The real question isn't whether AGI is possible. It's whether it arrives before the physical constraints tighten. Water, power, grid capacity, political will in the counties being asked to host all of this. Those are real limits with real calendars. The believers are betting that capability compounds faster than the constraints close in. That's a specific, testable bet. Nobody knows who wins, but the clock is running on both sides.
The quiet end
So here's my actual prediction. Somebody claims AGI within a few years. The claim gets contested. The definition shifts. The race continues under new metrics. Meanwhile the models get very good, then they plateau. The capex bubble pops. A handful of companies that bet everything on transcendence have to explain to their shareholders — and more painfully to themselves — why they lit a decade of capital on fire chasing a god that didn't show up. And the rest of us are left with what's actually in our hands — really good tools.

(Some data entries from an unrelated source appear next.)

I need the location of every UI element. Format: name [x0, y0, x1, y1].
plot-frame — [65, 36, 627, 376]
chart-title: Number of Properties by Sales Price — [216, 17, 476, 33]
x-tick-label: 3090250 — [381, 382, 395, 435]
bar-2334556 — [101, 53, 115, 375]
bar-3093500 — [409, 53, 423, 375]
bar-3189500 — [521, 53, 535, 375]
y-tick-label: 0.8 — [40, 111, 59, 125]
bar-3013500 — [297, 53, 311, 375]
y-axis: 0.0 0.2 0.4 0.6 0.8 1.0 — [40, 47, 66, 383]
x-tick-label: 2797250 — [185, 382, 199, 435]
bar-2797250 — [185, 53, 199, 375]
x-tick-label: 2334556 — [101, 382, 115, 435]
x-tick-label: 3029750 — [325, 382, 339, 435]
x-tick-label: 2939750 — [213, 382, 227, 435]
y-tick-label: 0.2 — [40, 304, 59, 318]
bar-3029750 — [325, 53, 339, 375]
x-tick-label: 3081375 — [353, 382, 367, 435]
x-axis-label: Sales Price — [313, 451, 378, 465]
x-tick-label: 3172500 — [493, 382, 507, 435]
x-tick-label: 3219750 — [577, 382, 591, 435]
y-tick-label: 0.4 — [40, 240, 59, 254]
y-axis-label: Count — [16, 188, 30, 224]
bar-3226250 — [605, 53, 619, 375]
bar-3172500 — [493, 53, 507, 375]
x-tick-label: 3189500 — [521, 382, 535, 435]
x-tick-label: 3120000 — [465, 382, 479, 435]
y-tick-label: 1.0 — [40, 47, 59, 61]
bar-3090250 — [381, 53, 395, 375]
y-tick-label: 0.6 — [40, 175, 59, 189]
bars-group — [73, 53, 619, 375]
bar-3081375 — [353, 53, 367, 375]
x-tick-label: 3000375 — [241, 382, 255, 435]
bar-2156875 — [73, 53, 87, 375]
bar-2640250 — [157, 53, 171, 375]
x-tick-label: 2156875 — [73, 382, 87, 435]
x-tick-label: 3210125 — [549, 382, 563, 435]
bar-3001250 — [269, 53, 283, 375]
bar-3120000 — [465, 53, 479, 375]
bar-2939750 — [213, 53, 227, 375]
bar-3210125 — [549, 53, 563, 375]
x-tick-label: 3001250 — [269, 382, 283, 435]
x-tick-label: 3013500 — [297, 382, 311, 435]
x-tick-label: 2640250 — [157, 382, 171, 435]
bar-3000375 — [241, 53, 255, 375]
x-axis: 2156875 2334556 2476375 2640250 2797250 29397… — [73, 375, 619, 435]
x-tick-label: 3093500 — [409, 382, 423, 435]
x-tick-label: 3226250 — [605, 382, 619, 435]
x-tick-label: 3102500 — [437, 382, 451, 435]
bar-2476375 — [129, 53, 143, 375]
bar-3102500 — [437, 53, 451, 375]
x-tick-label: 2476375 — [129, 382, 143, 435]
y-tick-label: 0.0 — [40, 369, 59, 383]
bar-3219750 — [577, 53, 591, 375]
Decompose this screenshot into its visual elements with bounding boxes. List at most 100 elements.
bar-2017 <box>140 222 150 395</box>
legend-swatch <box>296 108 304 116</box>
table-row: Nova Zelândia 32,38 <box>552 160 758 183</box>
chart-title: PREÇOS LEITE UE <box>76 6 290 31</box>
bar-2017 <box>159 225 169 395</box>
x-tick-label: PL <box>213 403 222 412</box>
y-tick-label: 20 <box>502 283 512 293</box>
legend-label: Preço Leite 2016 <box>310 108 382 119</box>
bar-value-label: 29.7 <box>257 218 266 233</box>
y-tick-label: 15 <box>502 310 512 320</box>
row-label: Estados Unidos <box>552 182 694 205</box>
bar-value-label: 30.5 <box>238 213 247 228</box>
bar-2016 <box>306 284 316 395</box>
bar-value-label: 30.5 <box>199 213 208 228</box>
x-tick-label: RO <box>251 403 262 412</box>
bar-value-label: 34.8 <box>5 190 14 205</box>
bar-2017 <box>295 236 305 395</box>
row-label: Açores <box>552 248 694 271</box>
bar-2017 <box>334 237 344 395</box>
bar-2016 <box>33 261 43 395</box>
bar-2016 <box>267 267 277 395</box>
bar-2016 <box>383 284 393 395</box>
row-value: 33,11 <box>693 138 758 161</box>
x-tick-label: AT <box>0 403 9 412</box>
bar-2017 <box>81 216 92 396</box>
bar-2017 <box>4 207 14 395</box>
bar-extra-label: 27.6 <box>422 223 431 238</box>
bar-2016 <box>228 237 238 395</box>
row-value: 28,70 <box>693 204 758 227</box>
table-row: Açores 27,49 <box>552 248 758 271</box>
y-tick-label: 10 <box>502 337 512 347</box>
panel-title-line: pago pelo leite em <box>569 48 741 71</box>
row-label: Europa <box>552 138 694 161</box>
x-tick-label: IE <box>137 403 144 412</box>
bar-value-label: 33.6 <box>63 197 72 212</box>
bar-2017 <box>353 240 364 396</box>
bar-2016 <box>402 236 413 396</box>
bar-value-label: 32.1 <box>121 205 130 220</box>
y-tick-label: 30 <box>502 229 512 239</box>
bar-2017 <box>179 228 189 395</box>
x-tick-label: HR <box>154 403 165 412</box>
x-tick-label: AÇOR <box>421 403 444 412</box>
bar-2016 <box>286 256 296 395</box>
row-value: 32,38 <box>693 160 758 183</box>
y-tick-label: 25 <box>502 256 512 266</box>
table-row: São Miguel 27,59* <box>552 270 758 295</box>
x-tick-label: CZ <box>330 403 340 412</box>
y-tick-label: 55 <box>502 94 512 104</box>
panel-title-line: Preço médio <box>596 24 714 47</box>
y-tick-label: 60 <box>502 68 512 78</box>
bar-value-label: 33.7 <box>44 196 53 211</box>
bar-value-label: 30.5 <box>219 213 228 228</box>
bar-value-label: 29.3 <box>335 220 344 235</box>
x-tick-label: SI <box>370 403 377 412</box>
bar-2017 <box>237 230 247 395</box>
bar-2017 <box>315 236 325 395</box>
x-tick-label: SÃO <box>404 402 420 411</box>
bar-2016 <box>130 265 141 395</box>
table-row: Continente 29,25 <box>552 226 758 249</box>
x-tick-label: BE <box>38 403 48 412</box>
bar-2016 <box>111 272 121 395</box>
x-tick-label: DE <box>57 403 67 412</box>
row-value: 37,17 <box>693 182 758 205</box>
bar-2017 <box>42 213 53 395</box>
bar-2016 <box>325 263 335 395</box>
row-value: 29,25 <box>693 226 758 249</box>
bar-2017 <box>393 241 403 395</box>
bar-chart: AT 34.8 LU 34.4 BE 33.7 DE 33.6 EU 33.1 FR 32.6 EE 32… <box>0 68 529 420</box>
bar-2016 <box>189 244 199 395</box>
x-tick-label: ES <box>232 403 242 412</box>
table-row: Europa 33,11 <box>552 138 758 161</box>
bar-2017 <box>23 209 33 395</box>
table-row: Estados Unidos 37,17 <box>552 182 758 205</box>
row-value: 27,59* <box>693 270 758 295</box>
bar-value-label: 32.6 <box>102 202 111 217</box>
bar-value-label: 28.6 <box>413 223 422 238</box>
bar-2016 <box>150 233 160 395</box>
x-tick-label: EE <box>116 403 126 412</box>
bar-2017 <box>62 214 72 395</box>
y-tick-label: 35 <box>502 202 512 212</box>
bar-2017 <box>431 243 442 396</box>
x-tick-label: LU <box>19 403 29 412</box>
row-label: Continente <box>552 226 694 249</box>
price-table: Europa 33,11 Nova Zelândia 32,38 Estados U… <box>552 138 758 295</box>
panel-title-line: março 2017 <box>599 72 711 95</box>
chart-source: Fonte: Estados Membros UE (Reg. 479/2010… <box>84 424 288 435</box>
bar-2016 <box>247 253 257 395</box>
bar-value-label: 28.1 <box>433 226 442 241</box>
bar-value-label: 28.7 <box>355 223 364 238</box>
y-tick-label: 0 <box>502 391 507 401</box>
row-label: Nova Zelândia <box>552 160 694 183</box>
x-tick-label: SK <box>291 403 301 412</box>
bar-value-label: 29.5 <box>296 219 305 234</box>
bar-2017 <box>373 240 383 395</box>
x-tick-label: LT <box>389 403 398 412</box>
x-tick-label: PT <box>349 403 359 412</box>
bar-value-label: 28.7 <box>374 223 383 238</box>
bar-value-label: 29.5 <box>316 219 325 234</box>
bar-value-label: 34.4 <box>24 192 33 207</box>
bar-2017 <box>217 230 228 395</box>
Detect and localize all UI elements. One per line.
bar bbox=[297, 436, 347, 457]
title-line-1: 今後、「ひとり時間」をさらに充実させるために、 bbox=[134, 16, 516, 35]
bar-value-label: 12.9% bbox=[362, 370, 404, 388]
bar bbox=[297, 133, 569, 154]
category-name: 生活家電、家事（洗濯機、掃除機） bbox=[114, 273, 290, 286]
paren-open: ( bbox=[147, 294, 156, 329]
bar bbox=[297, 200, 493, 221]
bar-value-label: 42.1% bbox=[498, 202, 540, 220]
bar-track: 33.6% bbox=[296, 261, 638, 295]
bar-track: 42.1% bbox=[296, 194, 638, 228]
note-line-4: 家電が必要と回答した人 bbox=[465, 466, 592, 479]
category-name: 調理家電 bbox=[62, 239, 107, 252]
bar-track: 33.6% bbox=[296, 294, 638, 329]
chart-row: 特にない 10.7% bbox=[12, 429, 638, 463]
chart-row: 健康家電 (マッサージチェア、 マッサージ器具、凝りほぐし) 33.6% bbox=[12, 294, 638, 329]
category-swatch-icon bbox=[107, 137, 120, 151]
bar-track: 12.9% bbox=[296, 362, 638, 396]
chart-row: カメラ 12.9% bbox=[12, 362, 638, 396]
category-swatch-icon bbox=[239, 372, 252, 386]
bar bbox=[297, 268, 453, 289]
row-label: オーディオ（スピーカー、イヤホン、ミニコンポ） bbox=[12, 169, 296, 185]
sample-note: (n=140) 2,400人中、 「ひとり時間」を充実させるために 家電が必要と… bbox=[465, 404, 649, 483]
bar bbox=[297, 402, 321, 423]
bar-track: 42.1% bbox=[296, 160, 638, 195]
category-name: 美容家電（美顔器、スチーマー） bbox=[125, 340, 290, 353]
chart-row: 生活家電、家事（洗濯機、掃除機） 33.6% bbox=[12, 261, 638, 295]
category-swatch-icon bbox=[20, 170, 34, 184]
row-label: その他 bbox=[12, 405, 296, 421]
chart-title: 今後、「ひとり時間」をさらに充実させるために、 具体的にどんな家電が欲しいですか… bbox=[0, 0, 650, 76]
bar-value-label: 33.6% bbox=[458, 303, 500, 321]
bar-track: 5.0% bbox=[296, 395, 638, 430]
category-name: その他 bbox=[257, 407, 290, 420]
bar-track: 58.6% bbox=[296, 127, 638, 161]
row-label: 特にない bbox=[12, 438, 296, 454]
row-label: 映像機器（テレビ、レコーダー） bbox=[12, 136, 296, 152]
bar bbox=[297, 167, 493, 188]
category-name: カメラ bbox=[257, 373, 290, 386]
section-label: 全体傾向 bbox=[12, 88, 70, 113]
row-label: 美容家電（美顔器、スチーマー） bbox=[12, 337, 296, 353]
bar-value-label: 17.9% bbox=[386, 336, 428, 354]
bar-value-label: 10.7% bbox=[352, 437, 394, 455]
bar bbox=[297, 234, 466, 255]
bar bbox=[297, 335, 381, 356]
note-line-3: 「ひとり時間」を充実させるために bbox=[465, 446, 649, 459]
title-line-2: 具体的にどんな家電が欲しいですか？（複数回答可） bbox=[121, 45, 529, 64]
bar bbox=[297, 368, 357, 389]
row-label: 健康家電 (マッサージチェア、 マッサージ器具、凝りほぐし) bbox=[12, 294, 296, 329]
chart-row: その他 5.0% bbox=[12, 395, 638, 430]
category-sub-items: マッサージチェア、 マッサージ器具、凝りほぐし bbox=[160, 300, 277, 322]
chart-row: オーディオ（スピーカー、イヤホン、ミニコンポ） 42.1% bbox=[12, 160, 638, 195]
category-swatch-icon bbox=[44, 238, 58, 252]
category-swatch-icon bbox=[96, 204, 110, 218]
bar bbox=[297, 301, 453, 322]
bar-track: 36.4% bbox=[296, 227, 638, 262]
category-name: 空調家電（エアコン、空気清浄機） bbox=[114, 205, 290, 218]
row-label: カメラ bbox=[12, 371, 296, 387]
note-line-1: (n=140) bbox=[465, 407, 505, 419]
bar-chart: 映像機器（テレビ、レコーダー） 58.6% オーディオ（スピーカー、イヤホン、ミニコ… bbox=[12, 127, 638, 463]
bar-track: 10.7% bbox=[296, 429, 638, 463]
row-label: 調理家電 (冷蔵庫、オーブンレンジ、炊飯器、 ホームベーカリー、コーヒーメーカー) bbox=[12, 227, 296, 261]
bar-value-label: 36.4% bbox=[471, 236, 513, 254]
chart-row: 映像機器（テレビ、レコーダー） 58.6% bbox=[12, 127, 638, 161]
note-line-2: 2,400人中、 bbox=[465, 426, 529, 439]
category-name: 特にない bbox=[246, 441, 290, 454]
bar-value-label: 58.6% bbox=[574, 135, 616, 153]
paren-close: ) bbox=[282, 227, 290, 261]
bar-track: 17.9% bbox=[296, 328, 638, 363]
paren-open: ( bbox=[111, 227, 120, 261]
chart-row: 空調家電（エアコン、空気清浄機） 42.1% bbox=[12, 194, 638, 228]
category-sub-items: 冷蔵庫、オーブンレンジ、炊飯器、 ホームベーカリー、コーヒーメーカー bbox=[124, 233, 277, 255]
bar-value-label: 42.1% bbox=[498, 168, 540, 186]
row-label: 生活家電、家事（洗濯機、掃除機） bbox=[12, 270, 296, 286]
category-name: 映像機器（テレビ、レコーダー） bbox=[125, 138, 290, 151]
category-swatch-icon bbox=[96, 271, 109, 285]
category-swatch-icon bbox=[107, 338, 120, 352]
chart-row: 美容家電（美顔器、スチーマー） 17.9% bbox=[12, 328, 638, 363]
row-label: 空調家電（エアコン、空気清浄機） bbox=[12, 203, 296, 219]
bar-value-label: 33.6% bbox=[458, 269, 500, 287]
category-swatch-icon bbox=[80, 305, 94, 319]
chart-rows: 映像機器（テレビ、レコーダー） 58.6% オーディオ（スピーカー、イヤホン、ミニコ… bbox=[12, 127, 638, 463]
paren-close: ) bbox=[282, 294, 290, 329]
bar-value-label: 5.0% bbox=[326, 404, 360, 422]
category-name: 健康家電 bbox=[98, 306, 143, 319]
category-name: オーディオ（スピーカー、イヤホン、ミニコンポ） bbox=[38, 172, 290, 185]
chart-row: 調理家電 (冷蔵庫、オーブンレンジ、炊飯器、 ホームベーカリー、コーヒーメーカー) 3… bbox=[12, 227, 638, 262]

Tools people use to write code, make music, learn things, build businesses, talk to each other about ideas. The same things humans have always used tools for. The worker bees won't be freed from labor, because we were never worker bees. We'll just have better instruments. And the meaning, the struggle, the social fabric, the reason any of this is worth doing in the first place — that stays with us. It was never theirs to take.
That's my hope. Not that AGI saves us. That it doesn't arrive, and we get to keep being human anyway.